Todo sigue como si nada
Quizá el sábado el árbitro Saúl Laverni estaba esperando que uno de los tantos proyectiles que arrojó la hinchada de Racing le partiera la cabeza o le sacara un ojo a algún jugador, asistente o a él mismo para recién entonces suspender el partido entre la Academia y Tigre en el Cilindro de Avellaneda.
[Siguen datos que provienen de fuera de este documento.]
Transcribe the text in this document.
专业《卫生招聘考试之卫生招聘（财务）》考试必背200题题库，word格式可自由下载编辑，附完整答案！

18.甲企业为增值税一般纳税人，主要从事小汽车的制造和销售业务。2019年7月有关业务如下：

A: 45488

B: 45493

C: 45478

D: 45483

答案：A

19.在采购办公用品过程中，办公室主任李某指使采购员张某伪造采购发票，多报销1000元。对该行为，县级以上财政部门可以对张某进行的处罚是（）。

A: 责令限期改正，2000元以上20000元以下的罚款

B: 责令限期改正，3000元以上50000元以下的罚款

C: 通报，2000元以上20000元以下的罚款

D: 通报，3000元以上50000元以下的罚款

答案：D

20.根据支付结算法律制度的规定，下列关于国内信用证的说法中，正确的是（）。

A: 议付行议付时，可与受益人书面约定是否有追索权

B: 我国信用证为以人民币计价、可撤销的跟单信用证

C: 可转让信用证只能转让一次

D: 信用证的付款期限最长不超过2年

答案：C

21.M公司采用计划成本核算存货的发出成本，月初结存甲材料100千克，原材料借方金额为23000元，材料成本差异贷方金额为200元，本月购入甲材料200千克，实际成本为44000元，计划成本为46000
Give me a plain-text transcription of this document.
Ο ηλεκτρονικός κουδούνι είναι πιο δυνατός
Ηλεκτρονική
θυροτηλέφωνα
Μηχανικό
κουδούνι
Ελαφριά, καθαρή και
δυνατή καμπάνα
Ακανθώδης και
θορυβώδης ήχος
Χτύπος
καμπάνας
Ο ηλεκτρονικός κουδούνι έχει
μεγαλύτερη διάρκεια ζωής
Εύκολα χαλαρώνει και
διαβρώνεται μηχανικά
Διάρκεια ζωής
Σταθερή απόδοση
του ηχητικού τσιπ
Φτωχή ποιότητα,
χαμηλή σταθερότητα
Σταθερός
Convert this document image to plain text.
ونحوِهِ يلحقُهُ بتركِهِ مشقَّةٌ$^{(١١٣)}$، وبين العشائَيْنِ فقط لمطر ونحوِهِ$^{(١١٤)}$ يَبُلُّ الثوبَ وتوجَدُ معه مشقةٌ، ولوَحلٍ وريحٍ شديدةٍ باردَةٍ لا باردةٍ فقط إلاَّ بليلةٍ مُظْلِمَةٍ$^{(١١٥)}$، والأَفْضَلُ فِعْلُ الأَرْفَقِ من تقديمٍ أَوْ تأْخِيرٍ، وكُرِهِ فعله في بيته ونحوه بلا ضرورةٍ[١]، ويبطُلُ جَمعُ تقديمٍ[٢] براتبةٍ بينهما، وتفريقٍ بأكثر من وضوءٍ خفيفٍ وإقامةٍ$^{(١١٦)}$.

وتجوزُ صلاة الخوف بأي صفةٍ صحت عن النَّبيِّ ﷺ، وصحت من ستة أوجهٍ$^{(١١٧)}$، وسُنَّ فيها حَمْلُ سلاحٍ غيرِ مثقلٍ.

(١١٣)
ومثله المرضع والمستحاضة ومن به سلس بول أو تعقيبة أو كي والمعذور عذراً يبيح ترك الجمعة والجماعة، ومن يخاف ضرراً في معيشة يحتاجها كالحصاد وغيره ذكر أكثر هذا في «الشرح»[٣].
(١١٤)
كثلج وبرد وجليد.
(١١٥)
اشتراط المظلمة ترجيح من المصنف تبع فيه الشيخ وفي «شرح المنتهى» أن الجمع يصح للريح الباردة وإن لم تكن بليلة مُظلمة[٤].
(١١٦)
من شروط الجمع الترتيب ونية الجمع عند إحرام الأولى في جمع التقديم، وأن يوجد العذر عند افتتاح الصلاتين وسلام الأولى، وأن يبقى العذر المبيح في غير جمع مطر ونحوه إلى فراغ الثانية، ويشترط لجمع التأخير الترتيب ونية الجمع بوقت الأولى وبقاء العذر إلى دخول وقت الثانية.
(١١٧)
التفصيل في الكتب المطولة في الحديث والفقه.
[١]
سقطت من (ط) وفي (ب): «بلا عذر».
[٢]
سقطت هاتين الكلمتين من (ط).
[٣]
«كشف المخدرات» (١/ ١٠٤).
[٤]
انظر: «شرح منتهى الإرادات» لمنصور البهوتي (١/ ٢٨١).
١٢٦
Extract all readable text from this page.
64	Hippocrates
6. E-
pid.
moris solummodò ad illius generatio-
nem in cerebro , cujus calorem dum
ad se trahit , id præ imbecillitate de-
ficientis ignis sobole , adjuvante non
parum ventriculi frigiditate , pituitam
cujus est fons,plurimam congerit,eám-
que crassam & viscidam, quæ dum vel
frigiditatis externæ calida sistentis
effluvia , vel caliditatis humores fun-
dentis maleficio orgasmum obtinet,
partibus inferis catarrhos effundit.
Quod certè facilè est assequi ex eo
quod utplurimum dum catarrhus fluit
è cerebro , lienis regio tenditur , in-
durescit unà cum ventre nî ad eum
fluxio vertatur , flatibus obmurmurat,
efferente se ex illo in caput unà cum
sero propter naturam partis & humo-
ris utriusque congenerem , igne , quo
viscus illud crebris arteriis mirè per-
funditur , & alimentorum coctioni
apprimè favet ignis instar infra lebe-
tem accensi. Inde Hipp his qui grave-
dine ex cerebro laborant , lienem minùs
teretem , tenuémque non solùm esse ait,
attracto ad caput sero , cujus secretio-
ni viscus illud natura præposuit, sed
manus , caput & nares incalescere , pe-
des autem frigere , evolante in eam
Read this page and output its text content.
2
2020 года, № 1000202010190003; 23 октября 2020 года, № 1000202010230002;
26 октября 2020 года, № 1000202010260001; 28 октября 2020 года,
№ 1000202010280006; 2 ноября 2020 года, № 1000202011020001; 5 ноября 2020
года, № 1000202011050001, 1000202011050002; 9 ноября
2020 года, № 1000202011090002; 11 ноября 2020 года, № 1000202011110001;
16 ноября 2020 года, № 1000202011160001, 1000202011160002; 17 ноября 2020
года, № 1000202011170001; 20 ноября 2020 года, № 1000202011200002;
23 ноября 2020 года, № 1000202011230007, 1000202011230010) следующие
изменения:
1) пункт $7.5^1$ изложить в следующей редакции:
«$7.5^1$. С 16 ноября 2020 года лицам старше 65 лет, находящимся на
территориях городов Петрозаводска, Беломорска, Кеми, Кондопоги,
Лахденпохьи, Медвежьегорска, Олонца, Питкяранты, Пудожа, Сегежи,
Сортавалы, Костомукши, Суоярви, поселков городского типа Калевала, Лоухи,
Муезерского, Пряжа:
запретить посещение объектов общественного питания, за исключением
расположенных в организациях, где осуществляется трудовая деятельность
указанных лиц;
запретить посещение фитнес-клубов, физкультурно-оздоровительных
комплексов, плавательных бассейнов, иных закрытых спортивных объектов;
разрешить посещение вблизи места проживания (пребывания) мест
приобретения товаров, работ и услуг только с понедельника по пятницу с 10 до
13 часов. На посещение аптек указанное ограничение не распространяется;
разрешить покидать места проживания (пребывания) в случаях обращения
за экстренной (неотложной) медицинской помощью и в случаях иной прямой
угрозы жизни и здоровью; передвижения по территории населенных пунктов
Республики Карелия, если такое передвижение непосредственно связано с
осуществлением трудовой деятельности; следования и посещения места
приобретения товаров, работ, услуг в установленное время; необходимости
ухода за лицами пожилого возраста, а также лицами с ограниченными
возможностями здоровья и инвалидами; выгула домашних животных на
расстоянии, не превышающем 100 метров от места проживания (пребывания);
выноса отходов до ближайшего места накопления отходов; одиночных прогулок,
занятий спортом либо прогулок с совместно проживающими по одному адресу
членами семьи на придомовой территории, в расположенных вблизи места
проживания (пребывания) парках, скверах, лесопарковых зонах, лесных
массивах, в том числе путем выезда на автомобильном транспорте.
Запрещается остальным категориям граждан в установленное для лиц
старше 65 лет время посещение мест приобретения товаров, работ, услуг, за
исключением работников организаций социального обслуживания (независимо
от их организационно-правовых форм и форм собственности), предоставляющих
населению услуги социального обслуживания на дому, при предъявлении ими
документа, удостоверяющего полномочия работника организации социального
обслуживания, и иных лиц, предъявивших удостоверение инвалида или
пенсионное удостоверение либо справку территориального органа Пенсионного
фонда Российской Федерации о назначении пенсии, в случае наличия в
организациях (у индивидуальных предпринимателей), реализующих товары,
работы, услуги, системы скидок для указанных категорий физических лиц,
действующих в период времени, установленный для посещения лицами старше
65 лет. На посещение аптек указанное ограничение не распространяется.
El juez, muy criticado después del encuentro por Miguel Ángel Russo, primero levantó una botellita de whisky, la exhibió a todos y se la dio al jefe del operativo de seguridad. Acto seguido, se agachó y tomó una pelotita de metegol, de esas macizas de madera, la mostró y también se la entregó a la autoridad policial. Siguieron cayendo objetos al campo de juego, pero Laverni ordenó que el partido prosiguiera como si nada.
En esos incidentes sucedidos en los últimos minutos del partido jugado antenoche en cancha de la Academia no hubo heridos ni muertos. No existió un Ramón Aramayo, como sí lo hubo el 20 de marzo (o sea, sólo 15 días atrás) en las adyacencias del estadio de Vélez.
Desde ese domingo nada cambió en el fútbol argentino, y ese hincha de San Lorenzo muerto sólo pasó a engrosar la fatal estadística. Con ese antecedente tan fresco y el optimismo necesario para no tener en cuenta que casi nunca los responsables reaccionan con la determinación indispensable, se podría haber pensado que ante el menor hecho de violencia las sanciones serían ejemplares. Nada de eso sucedió. Y, de casualidad, no hay más víctimas.